Looking toward the future, I strongly believe we’re going to see more of a spectrum develop around the non-fungibility of tokens. The current state is that most NFTs are heterogeneous and thus have difficulty serving as substitutes. Shared traits or floor tokens more closely resemble substitutes, but consumer preferences could still differ. Contrast that to NFTs that serve as ground pass tickets at a golf event – where heterogeneity might exist in that certain traits (such as date) create differences in preferences, but on the whole they act as near-substitutes because a consumer does discriminate between tickets on a set day (given that all provide equal access to the event). As the spectrum develops, and NFTs start to represent everything from onchain art to tickets, affiliate links, IP licenses, property titles, and more, I imagine we’ll see even more MEV emerge.

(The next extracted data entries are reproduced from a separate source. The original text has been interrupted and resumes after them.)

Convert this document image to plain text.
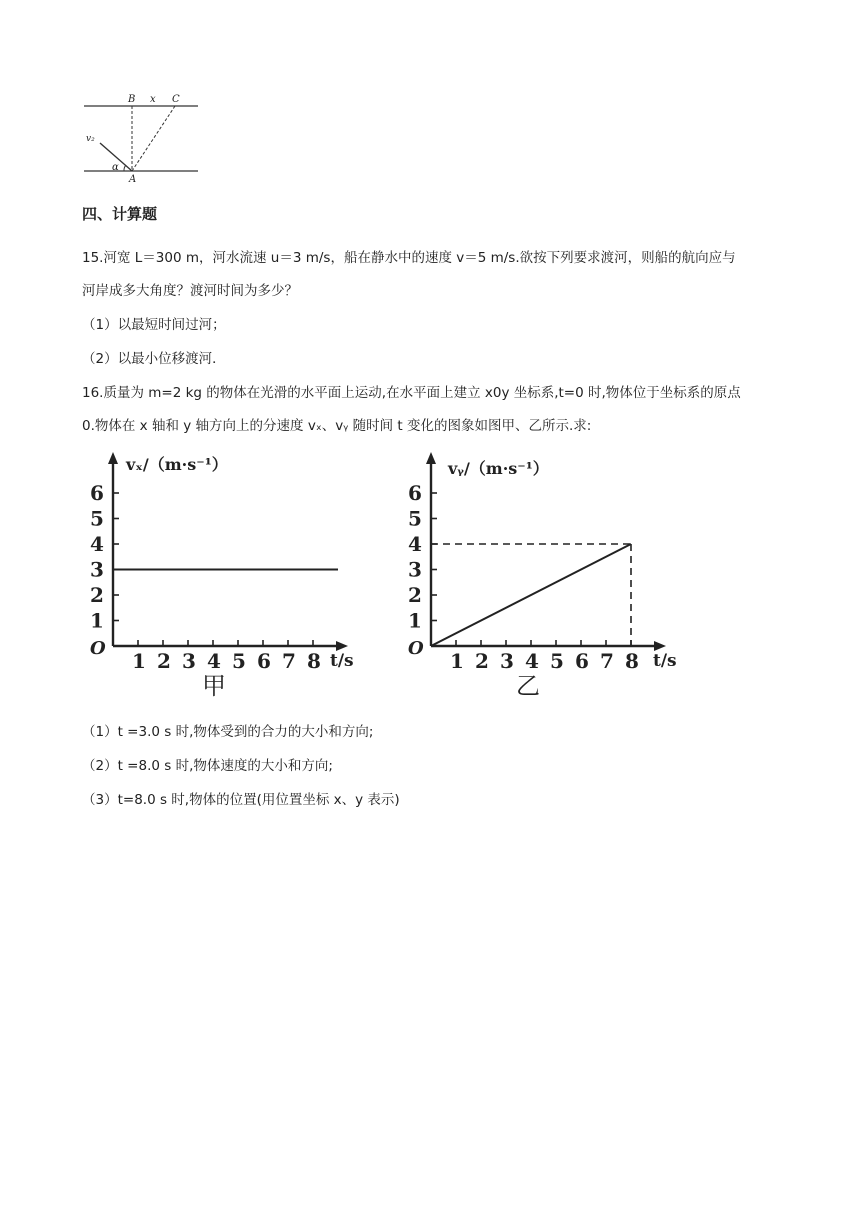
B x C
v₂
α
A
四、计算题
15.河宽 L＝300 m，河水流速 u＝3 m/s，船在静水中的速度 v＝5 m/s.欲按下列要求渡河，则船的航向应与
河岸成多大角度？渡河时间为多少？
（1）以最短时间过河；
（2）以最小位移渡河．
16.质量为 m=2 kg 的物体在光滑的水平面上运动,在水平面上建立 x0y 坐标系,t=0 时,物体位于坐标系的原点
0.物体在 x 轴和 y 轴方向上的分速度 vₓ、vᵧ 随时间 t 变化的图象如图甲、乙所示.求:
vₓ/（m·s⁻¹）
O
t/s
甲
1
2
3
4
5
6
1 2 3 4 5 6 7 8
vᵧ/（m·s⁻¹）
O
t/s
乙
1
2
3
4
5
6
1 2 3 4 5 6 7 8
（1）t =3.0 s 时,物体受到的合力的大小和方向;
（2）t =8.0 s 时,物体速度的大小和方向;
（3）t=8.0 s 时,物体的位置(用位置坐标 x、y 表示)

On the whole, it feels like we’re still in the early innings of NFTs. I enjoy thinking about NFTs because I find them a great way to bring exogenous capital into the crypto ecosystem, and I think the design space is wide open. But in the early stages of any market, there are always inefficiencies that exist. I’m hopeful that exploring how MEV persists throughout the market – and what opportunities such exploration highlights for building more delightful user experiences – will help pave the path for greater adoption.
Technically, changing the price requires creating a new order. Seaport will always default to the lowest listing, and creating a new listing does not require gas fees (a new listing is distinct from setting an initial approval). If someone changes their listing to be at a higher price, the new order doesn’t require any additional gas. However, they do need to cancel the old order (to remove the lower-priced listing), and the cancellation does cost gas.
Pikapool is the main player that I know innovating in this space; any NFT projects interested in re-capturing value during mints should check them out!